Anche come catarsi e lavacro simbolico, dentro cui specchiarsi per dirsi liberali pur essendolo assai poco nei fatti. Se il vudù infatti insegna che gli antichi spiriti, i Loa, devono essere sempre rispettati, appare al contrario non così commendevole schermarsi dietro il nome di Silvio Berlusconi, importante al di là di qualunque polemica o controversia si vogliano immaginare, seguendo poi una strada politica diametralmente opposta. Infatti appare difficilmente revocabile in dubbio come oggi Forza Italia sia alle prese con protezionismi assortiti e proposte di legge che definire stataliste e paternalistiche sarebbe gentilissimo eufemismo.

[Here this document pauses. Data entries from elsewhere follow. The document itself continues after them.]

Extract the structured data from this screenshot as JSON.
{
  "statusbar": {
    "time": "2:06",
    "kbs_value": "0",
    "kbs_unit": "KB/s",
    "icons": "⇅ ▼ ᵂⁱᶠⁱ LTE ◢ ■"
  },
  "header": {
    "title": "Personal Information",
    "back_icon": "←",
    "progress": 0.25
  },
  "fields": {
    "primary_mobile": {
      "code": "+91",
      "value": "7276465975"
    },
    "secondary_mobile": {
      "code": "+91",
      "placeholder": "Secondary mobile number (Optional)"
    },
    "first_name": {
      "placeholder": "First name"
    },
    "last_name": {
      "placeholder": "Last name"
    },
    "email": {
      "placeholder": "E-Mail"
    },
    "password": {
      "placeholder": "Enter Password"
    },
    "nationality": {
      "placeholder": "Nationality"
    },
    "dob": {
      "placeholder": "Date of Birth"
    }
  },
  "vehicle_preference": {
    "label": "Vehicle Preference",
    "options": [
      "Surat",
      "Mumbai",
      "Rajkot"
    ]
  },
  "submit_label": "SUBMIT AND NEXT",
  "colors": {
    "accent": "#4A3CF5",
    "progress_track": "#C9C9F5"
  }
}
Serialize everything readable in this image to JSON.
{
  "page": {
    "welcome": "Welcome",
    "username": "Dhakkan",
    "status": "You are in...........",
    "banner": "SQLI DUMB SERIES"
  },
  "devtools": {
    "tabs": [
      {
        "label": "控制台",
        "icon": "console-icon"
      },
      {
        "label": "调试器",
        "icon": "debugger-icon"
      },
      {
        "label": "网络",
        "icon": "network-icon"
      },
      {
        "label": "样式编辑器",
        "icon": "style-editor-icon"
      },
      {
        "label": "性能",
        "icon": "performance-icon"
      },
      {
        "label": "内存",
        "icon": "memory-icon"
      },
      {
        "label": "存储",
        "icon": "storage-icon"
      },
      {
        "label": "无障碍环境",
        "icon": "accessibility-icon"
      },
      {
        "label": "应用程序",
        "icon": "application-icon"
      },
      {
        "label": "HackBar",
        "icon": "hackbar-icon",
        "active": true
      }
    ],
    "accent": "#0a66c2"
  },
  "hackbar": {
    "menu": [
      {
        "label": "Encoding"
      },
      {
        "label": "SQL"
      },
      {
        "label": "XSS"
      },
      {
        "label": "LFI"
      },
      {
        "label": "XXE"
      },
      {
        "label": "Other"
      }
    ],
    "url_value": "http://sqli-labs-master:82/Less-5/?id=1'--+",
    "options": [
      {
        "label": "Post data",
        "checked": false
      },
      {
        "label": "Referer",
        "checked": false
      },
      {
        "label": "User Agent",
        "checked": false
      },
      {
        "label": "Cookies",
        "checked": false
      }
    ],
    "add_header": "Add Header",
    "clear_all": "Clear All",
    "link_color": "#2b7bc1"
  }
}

Va bene tutto, per carità, ma può un partito liberale ispirato all’azione e alla figura, e al nome pure post-mortem, di Silvio Berlusconi, inabissarsi dietro l’obbligo in carico ai ristoratori, previsto per legge, di doggy bag? O inseguire balneari, tassisti e altre micro o macro-corporazioni d’Italia, tradendo le coordinate pro-mercato che dovrebbero caratterizzare una idea anche solo vagamente liberale? O, peggio ancora, non dare adeguato sostegno a tutti i tentativi di rendere più umana e appunto liberale la nostra giustizia, non solo intesa nel suo senso ordinamentale ma vista e regolata nelle sue più ampie sfumature di un sistema in cui l’azione magistratuale si fonde sovente alla gloria mediatica, macinando a tratti le ossa di cittadini?

Paradossalmente, in una epoca che sta riscoprendo il senso e l’importanza della libertà, individuale, economica, dopo anni e anni di statalismo occhiuto e sorvegliante, di assistenzialismo, di spesa pubblica fuori controllo, di figure come quella di Milei ascese al governo del loro Paese, Forza Italia avrebbe tutte le premesse concettuali per proporsi come forza davvero liberale e con ciò tributando l’unico onore che davvero si potrebbe e dovrebbe rendere a Silvio Berlusconi. E se come scriveva Giuseppe Pontiggia “l’assente ha sempre ragione”, date ragione al Cavaliere, togliete quel nome e vivificatelo, coerentemente, nella concreta prassi politica.